Paestum in estate - IcaroJournal

Il treno scivola verso sud, e dopo Salerno il paesaggio cambia. La costa si allontana, compaiono i primi uliveti, e poi la pianura si apre: è la Piana del Sele, terra di bufale e di templi antichi. Scendi alla stazione, e l’aria è già diversa: più calda, più profumata di erbe selvatiche e di terra. Non c’è il caos delle grandi città, ma un silenzio che sembra uscito da un’altra epoca.

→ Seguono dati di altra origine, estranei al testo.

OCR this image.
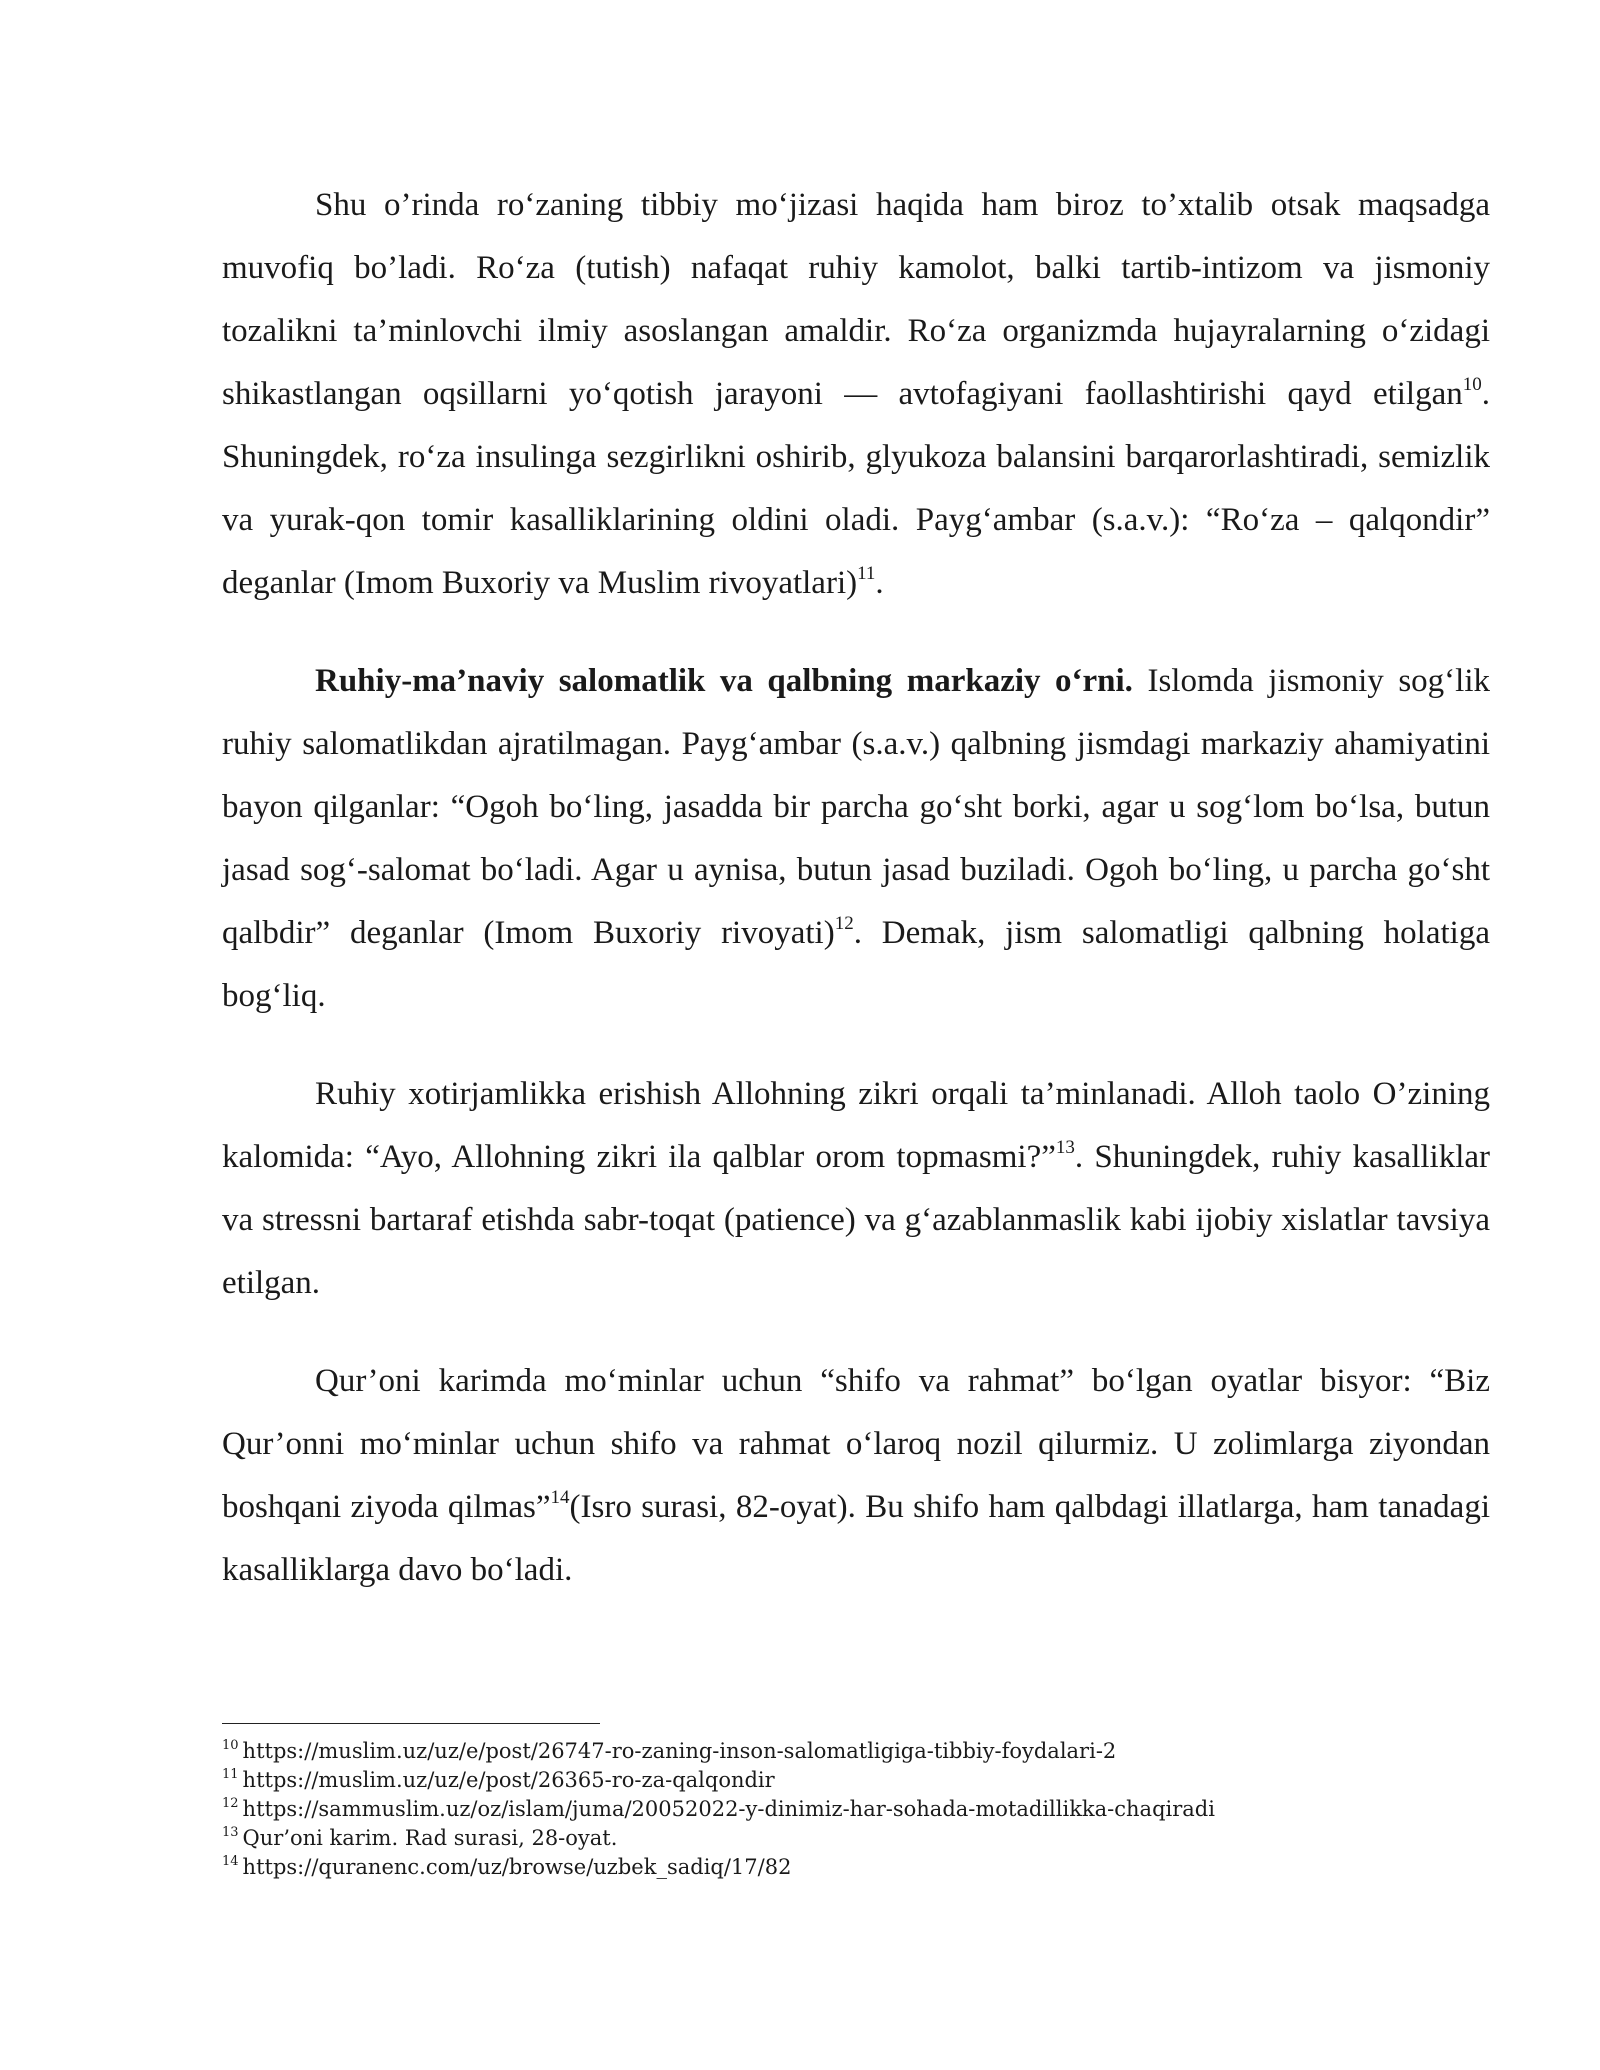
Shu o’rinda ro‘zaning tibbiy mo‘jizasi haqida ham biroz to’xtalib otsak maqsadga muvofiq bo’ladi. Ro‘za (tutish) nafaqat ruhiy kamolot, balki tartib-intizom va jismoniy tozalikni ta’minlovchi ilmiy asoslangan amaldir. Ro‘za organizmda hujayralarning o‘zidagi shikastlangan oqsillarni yo‘qotish jarayoni — avtofagiyani faollashtirishi qayd etilgan$^{10}$. Shuningdek, ro‘za insulinga sezgirlikni oshirib, glyukoza balansini barqarorlashtiradi, semizlik va yurak-qon tomir kasalliklarining oldini oladi. Payg‘ambar (s.a.v.): “Ro‘za – qalqondir” deganlar (Imom Buxoriy va Muslim rivoyatlari)$^{11}$.

Ruhiy-ma’naviy salomatlik va qalbning markaziy o‘rni. Islomda jismoniy sog‘lik ruhiy salomatlikdan ajratilmagan. Payg‘ambar (s.a.v.) qalbning jismdagi markaziy ahamiyatini bayon qilganlar: “Ogoh bo‘ling, jasadda bir parcha go‘sht borki, agar u sog‘lom bo‘lsa, butun jasad sog‘-salomat bo‘ladi. Agar u aynisa, butun jasad buziladi. Ogoh bo‘ling, u parcha go‘sht qalbdir” deganlar (Imom Buxoriy rivoyati)$^{12}$. Demak, jism salomatligi qalbning holatiga bog‘liq.

Ruhiy xotirjamlikka erishish Allohning zikri orqali ta’minlanadi. Alloh taolo O’zining kalomida: “Ayo, Allohning zikri ila qalblar orom topmasmi?”$^{13}$. Shuningdek, ruhiy kasalliklar va stressni bartaraf etishda sabr-toqat (patience) va g‘azablanmaslik kabi ijobiy xislatlar tavsiya etilgan.

Qur’oni karimda mo‘minlar uchun “shifo va rahmat” bo‘lgan oyatlar bisyor: “Biz Qur’onni mo‘minlar uchun shifo va rahmat o‘laroq nozil qilurmiz. U zolimlarga ziyondan boshqani ziyoda qilmas”$^{14}$(Isro surasi, 82-oyat). Bu shifo ham qalbdagi illatlarga, ham tanadagi kasalliklarga davo bo‘ladi.

$^{10}$ https://muslim.uz/uz/e/post/26747-ro-zaning-inson-salomatligiga-tibbiy-foydalari-2

$^{11}$ https://muslim.uz/uz/e/post/26365-ro-za-qalqondir

$^{12}$ https://sammuslim.uz/oz/islam/juma/20052022-y-dinimiz-har-sohada-motadillikka-chaqiradi

$^{13}$ Qur’oni karim. Rad surasi, 28-oyat.

$^{14}$ https://quranenc.com/uz/browse/uzbek_sadiq/17/82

L’ingresso al Parco Archeologico lo trovi seguendo la strada che costeggia i campi. Arrivi presto, appena aprono, e la luce del mattino è ancora bassa. I raggi accarezzano le colonne dei templi, e l’atmosfera è quasi sacra.

Sono solo tre, ma ogni volta che li vedo mi sembra che siano di più, che si moltiplichino, che si allunghino verso il cielo come braccia aperte che aspettano un abbraccio da duemila anni. Cammini sull’erba, e il rumore dei tuoi passi si mescola al vento che fischia tra le pietre millenarie.

Il tuffatore che non smette di volare a Paestum

Poco lontano, un edificio moderno custodisce uno dei reperti più straordinari dell’arte antica: la Tomba del Tuffatore. È un affresco unico, un uomo che si tuffa nel vuoto, e la sua storia è ancora oggi avvolta nel mistero. Nessuno sa con certezza cosa significhi.

Un addio alla vita? Un viaggio nell’aldilà? Forse solo un gesto di libertà. Resti a guardarlo a lungo, e il tempo sembra fermarsi. È passato più di un weekend, e quel tuffatore mi ha accompagnato per giorni, tornando nei miei pensieri come una domanda senza risposta, come un gesto che ancora non ho imparato a interpretare. Penso che la bellezza più grande sia questa: un’affresco che non smette di parlare, anche dopo 2500 anni.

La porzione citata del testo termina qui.